Тут, вероятно, стоило бы пояснить, что Каролина Ржевусская, в замужестве Собаньская, была предметом страсти и Пушкина (который писал ей проникновенные письма), и Мицкевича. Гораздо позже выяснилось, что она была агентом русского правительства (при том, что царь Николай лично ее по каким-то причинам терпеть не мог). Успехи сестры Каролины по имени Эвелина были куда скромнее: она всего лишь вышла замуж за Бальзака.
– Не сочтите за дерзость, дядюшка, но будь вы на полвека моложе, и я бы начал за вас волноваться, – промолвил Георгий Алексеевич легкомысленным тоном.

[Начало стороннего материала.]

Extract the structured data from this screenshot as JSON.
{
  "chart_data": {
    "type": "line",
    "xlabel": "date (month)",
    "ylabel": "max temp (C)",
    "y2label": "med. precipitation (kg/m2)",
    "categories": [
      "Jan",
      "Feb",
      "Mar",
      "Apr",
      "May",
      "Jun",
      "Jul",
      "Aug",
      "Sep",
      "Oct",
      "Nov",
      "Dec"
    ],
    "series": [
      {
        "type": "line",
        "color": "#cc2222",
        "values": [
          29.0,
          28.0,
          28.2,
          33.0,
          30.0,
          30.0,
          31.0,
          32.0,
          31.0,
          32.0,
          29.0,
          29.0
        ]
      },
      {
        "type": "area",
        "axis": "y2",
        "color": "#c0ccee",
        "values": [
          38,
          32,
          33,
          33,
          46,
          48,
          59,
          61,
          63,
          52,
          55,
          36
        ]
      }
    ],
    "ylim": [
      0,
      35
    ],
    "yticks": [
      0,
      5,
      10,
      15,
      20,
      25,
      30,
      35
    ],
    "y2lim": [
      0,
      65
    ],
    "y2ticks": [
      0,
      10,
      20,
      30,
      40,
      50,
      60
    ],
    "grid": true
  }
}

– Будь я хоть на четверть века моложе, – парировал князь, – я и сам начал бы волноваться за себя.
Собеседники засмеялись, отдавая должное остроумию друг друга.
– Взгляд на ней отдыхает, – добавил Петр Александрович. – Хотя я должен сказать, что красивые женщины обыкновенно скучны – и вдобавок пустышки. Словно все их внутренние силы уходят на поддержание внешней красоты, и на что-то другое уже ничего не остается.
– Скажите, дядя, – начал Георгий Алексеевич, – а вы знали госпожу Керн?
– Разумеется.
– И какой она была? Я читал в каком-то журнале, что Александр Сергеевич сильно преувеличил ее прелести…
– Госпожа Керн, – с явным неудовольствием промолвил князь, – была прекрасна и производила незабываемое впечатление – точно такое, какое Александр Пушкин описал в своих стихах[6].
– А! А вот скажите, дядюшка… вы всё называете его Александр Пушкин, эдак строго, даже официально. Почему?
– Потому что первым поэтом Пушкиным, с которым я познакомился, был его дядя Василий Львович, – проворчал Петр Александрович. – И я очень его уважал, хотя, кажется, нынешнему поколению его имя уже ничего не говорит…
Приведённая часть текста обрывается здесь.